Once the initial need for amenities was met, we started evacuation. This is still continuing. Now we are trying to organise ourselves better, getting proper tents for our displaced, enough food etc. Once that part is taken care of, we would like to go back to our place of work, to see how badly it is affected.
A large chunk of relief for Kutch is reaching the area by air, how heavy is the movement at the airport controlled by the IAF?
There is extensive air movement these days. We operate about 50 to 60 flights during daytime, and about 25 to 30 flights during night. You could compare that with our normal traffic of just two civilian flights during the entire day and 30 odd sorties of fighters per day.
Has there been any damage to the fighter aircraft at your base?
No. None of our fighter aircraft have been damaged.
You have been carrying out aerial surveys.
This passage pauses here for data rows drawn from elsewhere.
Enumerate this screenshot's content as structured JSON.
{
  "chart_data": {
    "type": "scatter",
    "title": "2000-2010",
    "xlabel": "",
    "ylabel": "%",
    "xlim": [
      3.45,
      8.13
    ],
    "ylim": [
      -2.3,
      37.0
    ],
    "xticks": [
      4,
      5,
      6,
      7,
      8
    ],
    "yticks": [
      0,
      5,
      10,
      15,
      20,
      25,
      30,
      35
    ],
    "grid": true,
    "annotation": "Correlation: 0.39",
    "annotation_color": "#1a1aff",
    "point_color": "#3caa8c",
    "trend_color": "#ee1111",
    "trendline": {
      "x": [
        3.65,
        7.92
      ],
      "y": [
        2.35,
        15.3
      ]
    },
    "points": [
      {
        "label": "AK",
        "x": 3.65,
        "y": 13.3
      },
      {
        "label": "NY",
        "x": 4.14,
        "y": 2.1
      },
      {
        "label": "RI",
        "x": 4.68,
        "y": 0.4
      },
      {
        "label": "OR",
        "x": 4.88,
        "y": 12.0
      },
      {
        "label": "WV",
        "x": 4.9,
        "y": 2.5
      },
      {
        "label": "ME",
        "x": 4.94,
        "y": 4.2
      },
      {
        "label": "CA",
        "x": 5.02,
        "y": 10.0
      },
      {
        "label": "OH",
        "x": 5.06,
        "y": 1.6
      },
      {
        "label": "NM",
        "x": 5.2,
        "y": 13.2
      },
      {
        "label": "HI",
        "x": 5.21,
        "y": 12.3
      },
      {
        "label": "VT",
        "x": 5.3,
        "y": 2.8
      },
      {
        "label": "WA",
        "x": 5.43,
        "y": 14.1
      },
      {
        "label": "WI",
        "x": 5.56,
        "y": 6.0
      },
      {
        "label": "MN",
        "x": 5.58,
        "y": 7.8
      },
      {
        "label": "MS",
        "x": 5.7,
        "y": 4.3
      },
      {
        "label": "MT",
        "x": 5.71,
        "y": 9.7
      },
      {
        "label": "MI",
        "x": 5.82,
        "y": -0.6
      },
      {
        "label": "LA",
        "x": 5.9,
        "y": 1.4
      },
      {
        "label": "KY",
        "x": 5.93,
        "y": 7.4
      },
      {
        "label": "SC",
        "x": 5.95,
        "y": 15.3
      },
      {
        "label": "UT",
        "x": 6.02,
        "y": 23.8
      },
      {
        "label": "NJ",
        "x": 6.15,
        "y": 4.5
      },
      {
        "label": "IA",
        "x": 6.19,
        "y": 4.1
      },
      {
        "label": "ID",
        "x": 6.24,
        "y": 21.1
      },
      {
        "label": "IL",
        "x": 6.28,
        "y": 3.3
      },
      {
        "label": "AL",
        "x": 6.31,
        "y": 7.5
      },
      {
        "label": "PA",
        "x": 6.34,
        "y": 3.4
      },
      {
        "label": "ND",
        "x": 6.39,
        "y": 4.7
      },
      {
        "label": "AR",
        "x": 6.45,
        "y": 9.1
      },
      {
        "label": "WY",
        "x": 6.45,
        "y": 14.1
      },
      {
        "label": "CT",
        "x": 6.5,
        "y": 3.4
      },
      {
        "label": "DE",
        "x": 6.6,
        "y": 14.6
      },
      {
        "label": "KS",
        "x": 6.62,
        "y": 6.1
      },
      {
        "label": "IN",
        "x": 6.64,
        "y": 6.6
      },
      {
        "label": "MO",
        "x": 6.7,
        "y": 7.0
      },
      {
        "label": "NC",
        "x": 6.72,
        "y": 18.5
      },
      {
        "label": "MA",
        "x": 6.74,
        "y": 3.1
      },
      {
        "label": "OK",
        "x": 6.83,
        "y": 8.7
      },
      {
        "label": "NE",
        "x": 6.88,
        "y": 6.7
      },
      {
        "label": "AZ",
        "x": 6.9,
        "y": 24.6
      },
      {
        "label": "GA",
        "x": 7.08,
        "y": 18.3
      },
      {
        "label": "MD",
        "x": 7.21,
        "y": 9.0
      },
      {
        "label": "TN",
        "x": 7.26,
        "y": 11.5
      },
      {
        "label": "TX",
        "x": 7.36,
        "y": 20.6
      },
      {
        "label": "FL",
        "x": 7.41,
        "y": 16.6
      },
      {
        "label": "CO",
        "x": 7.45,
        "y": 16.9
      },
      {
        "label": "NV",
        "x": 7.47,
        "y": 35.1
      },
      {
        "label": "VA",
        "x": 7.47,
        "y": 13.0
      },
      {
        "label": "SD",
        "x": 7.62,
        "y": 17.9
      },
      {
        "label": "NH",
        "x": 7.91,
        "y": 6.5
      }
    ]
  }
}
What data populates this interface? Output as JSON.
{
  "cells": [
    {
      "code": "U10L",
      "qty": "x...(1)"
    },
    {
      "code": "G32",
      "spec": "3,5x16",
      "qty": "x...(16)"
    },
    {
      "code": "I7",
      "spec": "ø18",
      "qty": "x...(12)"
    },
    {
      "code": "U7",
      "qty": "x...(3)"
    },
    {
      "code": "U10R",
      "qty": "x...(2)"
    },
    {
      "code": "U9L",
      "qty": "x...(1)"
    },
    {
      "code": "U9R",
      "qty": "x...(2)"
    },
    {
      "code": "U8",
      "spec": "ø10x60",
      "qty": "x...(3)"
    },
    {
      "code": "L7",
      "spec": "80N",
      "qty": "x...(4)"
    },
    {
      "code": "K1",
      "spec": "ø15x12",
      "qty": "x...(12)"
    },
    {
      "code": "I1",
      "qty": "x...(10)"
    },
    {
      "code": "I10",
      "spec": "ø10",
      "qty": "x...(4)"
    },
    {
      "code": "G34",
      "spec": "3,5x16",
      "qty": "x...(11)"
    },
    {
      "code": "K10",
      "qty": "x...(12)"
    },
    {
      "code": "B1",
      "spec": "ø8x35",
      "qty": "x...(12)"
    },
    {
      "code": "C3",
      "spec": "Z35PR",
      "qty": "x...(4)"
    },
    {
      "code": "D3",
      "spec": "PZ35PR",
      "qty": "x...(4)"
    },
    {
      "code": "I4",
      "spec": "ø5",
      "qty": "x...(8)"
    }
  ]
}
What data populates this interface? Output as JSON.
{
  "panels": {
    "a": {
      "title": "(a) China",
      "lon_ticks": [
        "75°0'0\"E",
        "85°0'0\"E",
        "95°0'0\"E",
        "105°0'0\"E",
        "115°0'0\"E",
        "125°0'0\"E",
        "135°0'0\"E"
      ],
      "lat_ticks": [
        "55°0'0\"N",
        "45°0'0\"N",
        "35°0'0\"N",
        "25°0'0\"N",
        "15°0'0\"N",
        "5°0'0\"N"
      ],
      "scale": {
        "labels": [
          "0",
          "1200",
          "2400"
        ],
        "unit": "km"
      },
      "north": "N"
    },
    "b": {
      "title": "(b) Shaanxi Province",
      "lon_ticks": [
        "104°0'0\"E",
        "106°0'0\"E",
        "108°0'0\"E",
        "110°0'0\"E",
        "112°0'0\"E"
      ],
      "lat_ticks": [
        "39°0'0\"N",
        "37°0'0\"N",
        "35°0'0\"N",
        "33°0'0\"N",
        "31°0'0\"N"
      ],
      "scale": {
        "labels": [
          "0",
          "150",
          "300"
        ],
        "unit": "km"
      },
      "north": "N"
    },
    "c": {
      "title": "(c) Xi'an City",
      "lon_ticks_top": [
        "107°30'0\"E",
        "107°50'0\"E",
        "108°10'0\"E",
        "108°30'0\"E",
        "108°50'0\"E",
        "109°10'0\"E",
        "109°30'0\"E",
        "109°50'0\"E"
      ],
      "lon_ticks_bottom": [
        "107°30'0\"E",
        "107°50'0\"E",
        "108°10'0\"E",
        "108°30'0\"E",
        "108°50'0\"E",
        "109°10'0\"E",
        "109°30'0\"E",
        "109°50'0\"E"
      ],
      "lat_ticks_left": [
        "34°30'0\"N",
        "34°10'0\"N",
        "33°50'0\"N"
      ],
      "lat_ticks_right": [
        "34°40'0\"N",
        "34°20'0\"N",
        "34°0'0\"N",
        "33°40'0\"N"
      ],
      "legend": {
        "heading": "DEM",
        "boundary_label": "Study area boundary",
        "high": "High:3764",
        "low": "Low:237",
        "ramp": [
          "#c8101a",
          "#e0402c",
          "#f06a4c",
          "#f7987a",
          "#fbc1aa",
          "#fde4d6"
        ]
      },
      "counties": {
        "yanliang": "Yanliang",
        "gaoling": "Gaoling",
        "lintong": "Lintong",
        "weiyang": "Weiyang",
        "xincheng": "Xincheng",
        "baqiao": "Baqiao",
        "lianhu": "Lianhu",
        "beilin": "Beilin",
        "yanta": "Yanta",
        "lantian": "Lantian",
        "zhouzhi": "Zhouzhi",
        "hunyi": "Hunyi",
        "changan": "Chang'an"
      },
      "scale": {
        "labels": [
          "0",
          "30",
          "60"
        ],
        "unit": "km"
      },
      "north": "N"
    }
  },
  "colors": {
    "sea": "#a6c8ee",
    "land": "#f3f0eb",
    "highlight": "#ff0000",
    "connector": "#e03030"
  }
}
And you have been in this town for almost four years now. How badly has the town of Bhuj been affected?
Bhuj is very badly affected. Inputs coming from various quarters point towards extensive damages to the entire city, including villages around the town. The entire old city has also collapsed. The casualties may go up from the present 10 to 20,000 that is being reported.
There are complaints that rescue and evacuation were much delayed. The response was not immediate enough. What is your reaction?
Evacuation has been the fastest possible. Compared to the magnitude of the tragedy, it may not have been enough. But this was what was possible in those circumstances. We cannot always cope with the demand. Sometime we do fall short of people's expectations.
How long will the rescue and relief operations go on? At least a month?
Even more than a month. All the bodies have to be taken out. Then these buildings have to be razed to the ground and then built again.
But will people return to towns such as Bhuj? Isn't there a possibility of these towns becoming ghost towns?
No. The place is so dear to the people of Bhuj historically. Almost the entire city will be rebuilt. It may take a long while to do that. They will all return.